The next summer, I came back to the same race to avenge myself. In my glorious return, I drew the adulation of family, friends, and complete strangers by finishing 13th out of 27 in the Beginner category. I had finally made it!
Okay, so I did not set the world on fire then, and even after two years of steady improvement and more robust racing, I continue to not set the world on fire now. I have, however, significantly improved every aspect of my mountain biking — and as I put more of my energy, time, and money into this sport I’m finding enjoyment in the pursuit itself.
Let me explain: for me, and I’d wager for most athletes, the fleeting euphoria of a race win, even a big race win, is dwarfed by the ongoing satisfaction of trying your best, day in and day out. To wax poetic for a moment, a big win offers a temporary reprieve from everyday life, but a life spent in pursuit of purpose needs no reprieve. (At least that’s what I tell myself when I fail to improve against others and against myself).
With more skills, ripping down a trail feels more and more like a video game; as my old fears have faded, they’ve left more space for creativity with lines and features. Similarly, with better fitness I have the energy to #sendit instead of just holding on for dear life. These benefits are awesome, but I truly get the most satisfaction from simply applying myself every single day. As a wise man once advised, “focus on the process, not the outcome”.
In closing, my one recommendation would be to just sign up for that thing you’ve been thinking about. It doesn’t have to be an enduro, or a mountain bike race, or even an endurance sport. Just sign up for that thing that gives you pause and makes you wonder “what if?” Of course, at TrainingPeaks, we do hope it’s an endurance sport, but that’s up to you.

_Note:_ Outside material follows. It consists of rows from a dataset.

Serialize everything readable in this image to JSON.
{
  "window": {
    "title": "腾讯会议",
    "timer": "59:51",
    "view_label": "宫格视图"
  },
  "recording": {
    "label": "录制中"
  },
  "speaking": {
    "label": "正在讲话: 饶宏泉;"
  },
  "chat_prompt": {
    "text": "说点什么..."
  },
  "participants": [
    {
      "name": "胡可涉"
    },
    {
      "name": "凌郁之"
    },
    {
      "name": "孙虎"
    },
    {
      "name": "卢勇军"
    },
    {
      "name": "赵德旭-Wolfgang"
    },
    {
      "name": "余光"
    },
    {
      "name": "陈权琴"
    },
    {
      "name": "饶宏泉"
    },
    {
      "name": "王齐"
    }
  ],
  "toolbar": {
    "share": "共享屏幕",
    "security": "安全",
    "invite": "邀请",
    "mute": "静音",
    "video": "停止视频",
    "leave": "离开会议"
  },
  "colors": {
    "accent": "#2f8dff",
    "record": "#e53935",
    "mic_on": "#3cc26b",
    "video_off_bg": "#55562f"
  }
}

No, you’re not ready yet, and you probably won’t be ready by the day of the event; at least not in the way you expect. But when you circle a date on the calendar, then scan back to today and start thinking about how you can maximize your time, you will never stop surprising yourself. The event itself might last an hour or a few, but committing to the process in between will give you joy every day, and that’s worth quite a bit, regardless of where you finish.